Il fit rapidement de la main les gestes sacrés et murmura les noms divins d'Amon, en laissant retomber la tenture et sans même se donner la peine de faire une révérence et de mettre les mains à la hauteur des genoux.

Puis il sortit et nous laissa seuls dans le parvis sombre dont les dalles glaçaient nos pieds nus. Après son départ, Môse sortit une lampe et Ahmôse pénétra sans gêne dans le sacro-saint et y prit le feu d'Amon pour allumer la lampe.

– On serait bien fous de rester dans l'obscurité, dit Môse.

Et nous nous sentîmes plus à l'aise, bien qu'un peu intimidés. Ahmôse avait du pain et de la viande, Mata et Nefrou se mirent à jouer aux dés en criant d'une voix si aiguë que le temple retentissait. Après avoir mangé, Ahmôse s'enroula dans son vêtement et s'étendit en pestant contre la dureté des dalles, Sinoufer et Nefrou ne tardèrent pas à suivre son exemple.

Moi, j'étais jeune et je veillais, tout en sachant que le prêtre avait reçu de Metoufer une cruche de vin et qu'il l'avait invité dans sa chambre avec deux autres fils de bonne famille, si bien qu'il ne viendrait pas nous surprendre. Je veillais, bien que je susse par ouï-dire que tous les candidats mangeaient, jouaient ou dormaient en cachette. Mata se mit à parler du temple de Sekhmet à la tête de lionne, où la fille céleste d'Amon apparaissait aux rois guerriers et les embrassait. Ce temple était derrière celui d'Amon, mais il n'était plus en faveur. Depuis des dizaines d'années, le pharaon n'y était plus retourné, l'herbe poussait entre les gros pavés de la cour. Mais Mata prétendait qu'il n'aurait rien à objecter à veiller là-bas et à embrasser la nudité de la déesse, et Nefrou lançait les dés, bâillait et déplorait de n'avoir pas eu l'idée de prendre du vin. Puis, tous deux se couchèrent, et bientôt je fus seul à veiller.

La nuit fut longue, et tandis que les autres dormaient, une profonde piété s'empara de moi, car j'étais encore jeune et je me disais que j'étais resté pur et que j'avais observé strictement tous les rites, afin qu'Amon pût m'apparaître. Je répétais ses noms sacrés et je prêtais l'oreille aux moindres bruits, les sens aux aguets, mais le temple restait vide et froid. Vers l'aube le rideau du sanctuaire bougea un peu, et ce fut tout. Lorsque la lumière du jour entra dans le temple, j'éteignis la lampe, en proie à une déception indicible, et je réveillai mes compagnons.

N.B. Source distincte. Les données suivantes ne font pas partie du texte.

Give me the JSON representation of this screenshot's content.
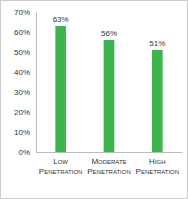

Les soldats soufflèrent dans leurs trompettes, les gardiens furent relevés sur les murs, et un murmure indistinct me parvint des cours, comme la houle des eaux lointaines dans le vent, si bien que nous sûmes que la journée et le travail avaient commencé dans le temple. Le prêtre finit par venir en toute hâte, suivi, à ma grande surprise, de Metoufer. Tous deux sentaient le vin, ils se tenaient par le bras, et le prêtre balançait à la main les clefs des bons coffres et répétait avec l'aide de Metoufer les paroles sacrées, avant de nous saluer.

– Candidats Mata, Môse, Be, Sinoufer, Nefrou, Ahmôse et Sinouhé, avez-vous veillé et prié, comme il est prescrit, pour mériter votre initiation?

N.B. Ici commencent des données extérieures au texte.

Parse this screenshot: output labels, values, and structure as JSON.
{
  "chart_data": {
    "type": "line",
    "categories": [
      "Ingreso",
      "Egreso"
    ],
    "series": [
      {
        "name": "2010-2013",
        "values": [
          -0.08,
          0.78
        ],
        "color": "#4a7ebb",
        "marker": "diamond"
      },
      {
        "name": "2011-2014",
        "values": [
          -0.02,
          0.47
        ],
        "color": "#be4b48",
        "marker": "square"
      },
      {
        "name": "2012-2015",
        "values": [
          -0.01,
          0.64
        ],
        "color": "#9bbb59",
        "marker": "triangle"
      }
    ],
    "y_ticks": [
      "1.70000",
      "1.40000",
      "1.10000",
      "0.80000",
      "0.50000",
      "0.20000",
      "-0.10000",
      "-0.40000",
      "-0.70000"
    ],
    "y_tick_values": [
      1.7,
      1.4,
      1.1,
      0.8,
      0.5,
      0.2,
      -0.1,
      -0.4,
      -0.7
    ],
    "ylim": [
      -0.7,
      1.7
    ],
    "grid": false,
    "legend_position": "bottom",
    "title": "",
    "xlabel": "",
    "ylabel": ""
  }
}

– Oui, répondîmes-nous d'une seule voix.

– Amon vous est-il apparu, selon sa promesse? continua le prêtre en nous regardant de ses yeux fatigués.

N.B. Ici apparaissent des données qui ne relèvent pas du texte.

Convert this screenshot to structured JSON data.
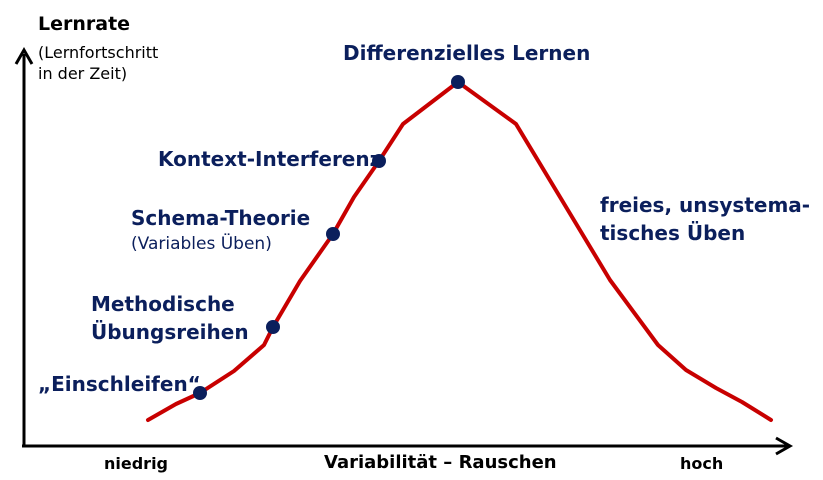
{
  "axes": {
    "y_title": "Lernrate",
    "y_subtitle_line1": "(Lernfortschritt",
    "y_subtitle_line2": "in der Zeit)",
    "x_low": "niedrig",
    "x_title": "Variabilität – Rauschen",
    "x_high": "hoch"
  },
  "points": {
    "einschleifen": "„Einschleifen“",
    "methodische_line1": "Methodische",
    "methodische_line2": "Übungsreihen",
    "schema_line1": "Schema-Theorie",
    "schema_line2": "(Variables Üben)",
    "kontext": "Kontext-Interferenz",
    "differenziell": "Differenzielles Lernen"
  },
  "free_practice": {
    "line1": "freies, unsystema-",
    "line2": "tisches Üben"
  },
  "colors": {
    "curve": "#c80000",
    "dots": "#0b1f5c",
    "labels": "#0b1f5c",
    "axes": "#000000"
  }
}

Après un moment d'hésitation dans notre groupe, Môse. dit avec prudence:

– Il est apparu selon sa promesse.

Et chacun répéta cette phrase, mais moi je ne dis rien, il me semblait qu'une main me serrait le cœur, car ce que disaient mes compagnons me paraissait sacrilège.

Metoufer dit avec impudence:

– J'ai aussi veillé et prié pour mériter l'ordination, car la nuit prochaine j'ai autre chose à faire que veiller ici. Amon m'est apparu, ainsi que le prêtre peut en témoigner, et il avait la forme d'une grosse jarre, et il m'a confié une foule de secrets sacrés que je ne puis vous révéler, mais ses paroles étaient douces comme le vin dans ma bouche, si bien que j'avais soif d'en entendre jusqu'au point du jour.

Alors Môse prit courage et parla:

– A moi, il est apparu sous la figure de son fils Horus, il se posa sur mon épaule et dit: «Sois béni, Môse, que ta famille soit bénie, afin qu'un jour tu sois assis dans la maison aux deux portes et que tu aies de nombreux serviteurs à commander.»

Les autres se dépêchèrent de raconter ce qu'Amon leur avait dit, et ils parlèrent tous ensemble, tandis que le prêtre les écoutait en riant. Je ne sais s'ils racontaient leurs rêves ou s'ils mentaient. Mais moi, je me sentais seul et désemparé, et je ne disais rien.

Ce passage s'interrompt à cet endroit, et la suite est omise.